Rage flickered in Mab’s eyes, more rage than I had ever seen her show before. I’d hit a little too close to home with my words, but the Fire elemental would never admit it. Not even now, at the end.

"I killed your mother because I wanted to," Mab snarled. "Because she was an arrogant, pompous bitch who took everything that I ever wanted, including your father, Tristan."

I’d once heard Elliot Slater say that Mab had pursued my father because she’d wanted to pass his Stone magic on to any kids that they might have had together, even though that wouldn’t have been a certainty. But my father had loved my mother and chosen her instead. Tristan had died when I was a child, supposedly in a car accident, and I barely remembered him.

"Our families have hated each other for years, Genevieve. We’ve been at war for decades," Mab continued.

"And why is that?" I asked, genuinely curious.

Mab smiled. "My family has always had certain… ideas about how things in Ashland should be run. And your family has always opposed us, being the goody-goodies that they inherently are. Ice elementals. Always so weak. But I was strong enough to make my family’s ideas, our plans, a reality. I was strong enough to take my rightful place as the head of the Ashland underworld. But doing all that involved things that your weak, spineless mother didn’t approve of, and she felt it was her duty to try to stop me, just as her mother thwarted mine for years before."

"Things like what? Murder? Extortion? Kidnappings? I wonder why Eira had such a problem with all that," I drawled in a mocking tone.

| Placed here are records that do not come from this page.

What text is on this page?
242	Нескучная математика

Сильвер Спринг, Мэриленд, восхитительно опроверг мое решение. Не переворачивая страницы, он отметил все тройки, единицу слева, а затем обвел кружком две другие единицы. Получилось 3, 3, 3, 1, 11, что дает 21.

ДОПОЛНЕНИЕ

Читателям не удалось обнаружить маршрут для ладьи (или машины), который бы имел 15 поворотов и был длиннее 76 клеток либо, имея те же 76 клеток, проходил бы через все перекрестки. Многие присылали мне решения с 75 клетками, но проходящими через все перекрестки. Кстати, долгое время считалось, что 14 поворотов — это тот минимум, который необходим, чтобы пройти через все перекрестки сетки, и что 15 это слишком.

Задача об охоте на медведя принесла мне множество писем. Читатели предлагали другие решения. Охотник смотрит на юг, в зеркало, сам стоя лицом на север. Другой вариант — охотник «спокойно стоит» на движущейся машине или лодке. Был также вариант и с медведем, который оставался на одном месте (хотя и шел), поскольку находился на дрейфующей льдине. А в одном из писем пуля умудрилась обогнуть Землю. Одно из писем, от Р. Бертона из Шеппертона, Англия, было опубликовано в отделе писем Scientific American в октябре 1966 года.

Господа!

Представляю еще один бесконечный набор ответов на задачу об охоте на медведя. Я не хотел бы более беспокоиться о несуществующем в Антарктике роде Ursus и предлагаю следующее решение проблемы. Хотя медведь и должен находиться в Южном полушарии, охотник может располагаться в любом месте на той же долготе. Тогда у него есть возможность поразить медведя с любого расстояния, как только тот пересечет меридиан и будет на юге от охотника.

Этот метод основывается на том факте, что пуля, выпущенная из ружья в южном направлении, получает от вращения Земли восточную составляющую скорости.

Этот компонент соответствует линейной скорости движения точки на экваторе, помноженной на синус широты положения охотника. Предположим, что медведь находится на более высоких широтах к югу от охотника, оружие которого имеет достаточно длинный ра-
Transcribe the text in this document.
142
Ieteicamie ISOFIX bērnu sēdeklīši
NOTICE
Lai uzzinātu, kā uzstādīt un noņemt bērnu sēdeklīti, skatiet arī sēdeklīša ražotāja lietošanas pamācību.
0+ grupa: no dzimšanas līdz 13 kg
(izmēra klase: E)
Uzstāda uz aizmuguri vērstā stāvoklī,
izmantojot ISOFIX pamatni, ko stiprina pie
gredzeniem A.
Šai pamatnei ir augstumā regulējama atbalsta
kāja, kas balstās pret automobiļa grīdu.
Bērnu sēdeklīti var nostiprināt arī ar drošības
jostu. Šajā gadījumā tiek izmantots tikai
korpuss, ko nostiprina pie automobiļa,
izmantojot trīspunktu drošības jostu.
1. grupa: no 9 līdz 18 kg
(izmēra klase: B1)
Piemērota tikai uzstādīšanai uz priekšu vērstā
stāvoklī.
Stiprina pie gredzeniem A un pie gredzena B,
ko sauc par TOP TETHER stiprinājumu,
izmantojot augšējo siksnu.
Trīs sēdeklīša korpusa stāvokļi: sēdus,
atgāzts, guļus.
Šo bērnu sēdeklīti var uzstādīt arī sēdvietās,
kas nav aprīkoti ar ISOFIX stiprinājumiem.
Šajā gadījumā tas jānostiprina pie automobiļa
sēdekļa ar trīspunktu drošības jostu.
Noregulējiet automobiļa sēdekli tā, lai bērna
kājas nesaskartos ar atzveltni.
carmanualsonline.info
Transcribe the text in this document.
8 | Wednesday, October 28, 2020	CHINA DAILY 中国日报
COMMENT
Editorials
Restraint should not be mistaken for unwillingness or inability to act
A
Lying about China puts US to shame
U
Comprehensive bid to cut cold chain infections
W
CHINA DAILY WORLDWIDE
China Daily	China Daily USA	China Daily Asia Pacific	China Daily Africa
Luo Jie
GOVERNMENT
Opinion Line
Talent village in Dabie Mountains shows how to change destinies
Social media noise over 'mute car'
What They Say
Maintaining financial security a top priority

Mab waved her hand. "Please. Eira cared as little about me as I did about her, until one of her friends racked up a gambling debt to me that he just couldn’t pay off. So I killed him, and then I killed his family, locking them in their own house and burning it to the ground."

I froze. Owen. She had to be talking about Owen’s family and how she’d killed them. Somehow, my mother had known Owen’s parents, and she’d started fighting Mab because of their deaths. Just when I thought that I knew everything there was to know about my past, something else reared up to surprise me once more.